Part of me is loath to call writing "music" because it sounds precious. It sounds hard. I can't write actual music. Can you?
But you can learn to listen for the music. You can look for it. Appreciate it. Savor it. Capture it, as Ahava did.
Or capture it as I do—when I see a sentence I love, I copy it into my diary, just to feel what great writing feels like in my hands.
Noticing the music. Hearing it. Caring about it. Thinking about it more than most people.
That's really all there is to learning to become a better writer.
* * *
Socks is actually Lulu, by the way. She's an indoor cat who'd slipped out the evening before.

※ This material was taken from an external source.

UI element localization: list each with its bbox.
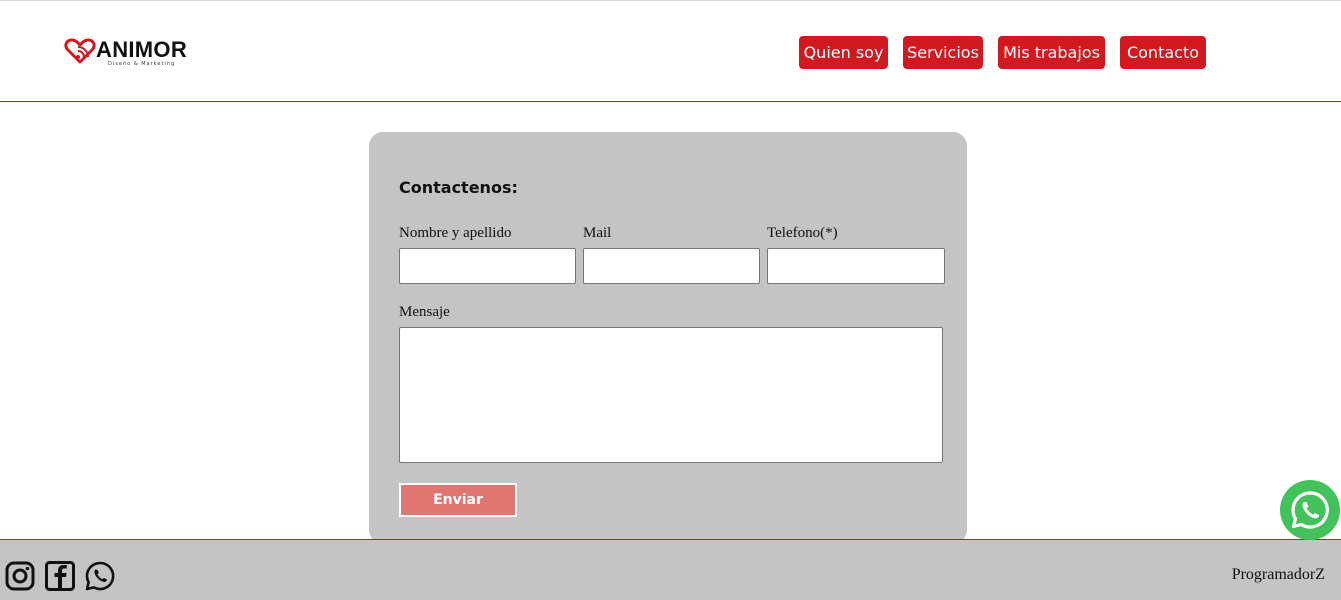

While she was on the lam, something had likely spooked her—a run-in with another animal? The headlights of a car? The sheer enormity of the world that freaks us all out sometimes? Some days I'd like to take refuge in a window well, too.
But she was fine. I mean... she is likely in need of psychotherapy—but she is otherwise healthy and fine. She melted into her mother's arms in that boneless way cats have. (Hmm. Maybe I *should* get a cat?)
Lulu's mom had been worried about her all day—unaware of the small drama unfolding across the street. Unaware of my assessment of her as probably an outdoor cat.
Unaware of how throughout the day Lulu had evolved in my mind from a chill, lounging squatter to an injured, possibly pregnant male named Socks. Unaware of Ian and Friday, the police, Eileen, Facebook, Instagram, or me.
* * *
Some people care about sentences. Some people care about cats.
I like to think it's all connected.
At one point I looked around my yard. The light was fading by then. Lulu's Mom held her. Lulu's Dad was there now, too, along with two police officers, Eileen, and me.
Six people plus Lulu, assembled there at dusk. All six of us, trying to find a way.